Category Archives: Publications

ICRA and RoboSoft publications: Jumping and Hopping Origami Robots

Our papers on using origami for energy storage in dynamic robot locomotion were accepted to ICRA and RoboSoft!

REBOund: Untethered Origami Jumping Robot with Controllable Jump Height” (ICRA 2020)

Abstract: Origami robots are well-suited for jumping maneuvers because of their light weight and ability to incorporate actuation and control strategies directly into the robot body. However, existing origami robots often model fold patterns as rigidly foldable and fail to take advantage of deformation in an origami sheet for potential energy storage. In this paper, we consider a parametric origami tessellation, the Reconfigurable Expanding Bistable Origami (REBO) pattern, which leverages face deformations to act as a nonlinear spring. We present a pseudo-rigid-body model for the REBO for computing its energy stored when compressed to a given displacement and compare that model to experimental measurements taken on a mechanical testing system. This stored potential energy, when released quickly, can cause the pattern to jump. Using our model and experimental data, we design and fabricate a jumping robot, REBOund, that uses the spring-like REBO pattern as its body. Four lightweight servo motors with custom release mechanisms allow for quick compression and release of the origami pattern, allowing the fold pattern to jump over its own height even when carrying 5 times its own weight in electronics and power. We further demonstrate that small geometric changes to the pattern allow us to change the jump height without changing the actuation or control mechanism.


A tendon-driven origami hopper triggered by proprioceptive contact detection” (RoboSoft 2020)

Abstract: We report on experiments with a laptop-sized (0.23m, 2.53kg), paper origami robot that exhibits highly dynamic and stable two degree-of-freedom (circular boom) hopping at speeds in excess of 1.5 bl/s (body-lengths per second) at a specific resistance O(1) while achieving aerial phase apex states 25% above the stance height over thousands of cycles. Three conventional brushless DC motors load energy into the folded paper springs through pulley-borne cables whose sudden loss of tension upon touchdown triggers the release of spring potential that accelerates the body back through liftoff to flight with a 20W powerstroke, whereupon the toe angle is adjusted to regulate fore-aft speed. We also demonstrate in the vertical hopping mode the transparency of this actuation scheme by using proprioceptive contact detection with only motor encoder sensing. The combination of actuation and sensing shows potential to lower system complexity for tendon-driven robots.

RA-L publication: Programmably Compliant Origami

Our paper “A programmably compliant origami mechanism for dynamically dexterous robots” was accepted to RA-L. This was a collaborative project with Prof. Dan Koditschek and Prof. Shu Yang’s groups.

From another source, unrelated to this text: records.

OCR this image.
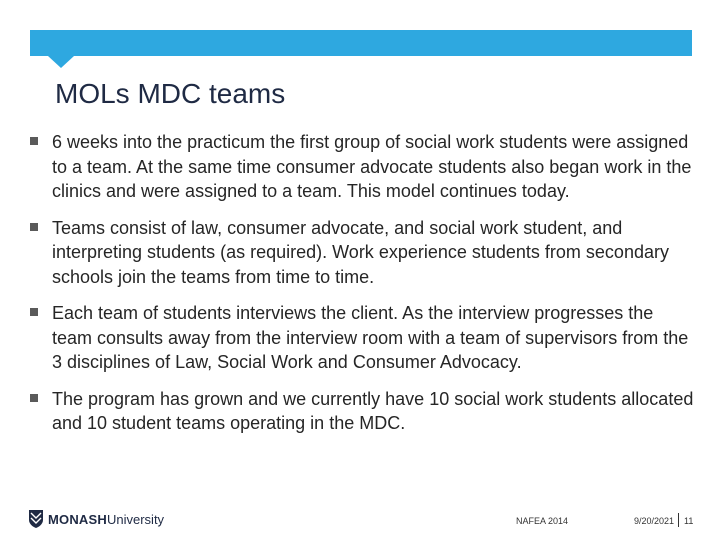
MOLs MDC teams
6 weeks into the practicum the first group of social work students were assigned to a team. At the same time consumer advocate students also began work in the clinics and were assigned to a team. This model continues today.
Teams consist of law, consumer advocate, and social work student, and interpreting students (as required). Work experience students from secondary schools join the teams from time to time.
Each team of students interviews the client. As the interview progresses the team consults away from the interview room with a team of supervisors from the 3 disciplines of Law, Social Work and Consumer Advocacy.
The program has grown and we currently have 10 social work students allocated and 10 student teams operating in the MDC.
MONASH University	NAFEA 2014	9/20/2021 11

Abstract: We present an approach to overcoming challenges in dynamical dexterity for robots through programmably compliant origami mechanisms. Our work leverages a one-parameter family of flat sheet crease patterns that folds into origami bellows, whose axial compliance can be tuned to select desired stiffness. Concentrically arranged cylinder pairs reliably manifest additive stiffness, extending the programmable range by nearly an order of magnitude and achieving bulk axial stiffness spanning 200-1500 Nm-1 using 8 mil thick polyester-coated paper. Accordingly, we design origami energy-storing springs with a stiffness of 1035 Nm-1 each and incorporate them into a three degree-of-freedom (DOF) tendon-driven spatial pointing mechanism that exhibits trajectory tracking accuracy less than 15% rms error within a (~2 cm)3 volume. The origami springs can sustain high power throughput, enabling the robot to achieve asymptotically stable juggling for both highly elastic (1 kg resilient shotput ball) and highly damped (“medicine ball”) collisions in the vertical direction with apex heights approaching 10 cm. The results demonstrate that “soft” robotic mechanisms are able to perform a controlled, dynamically actuated task.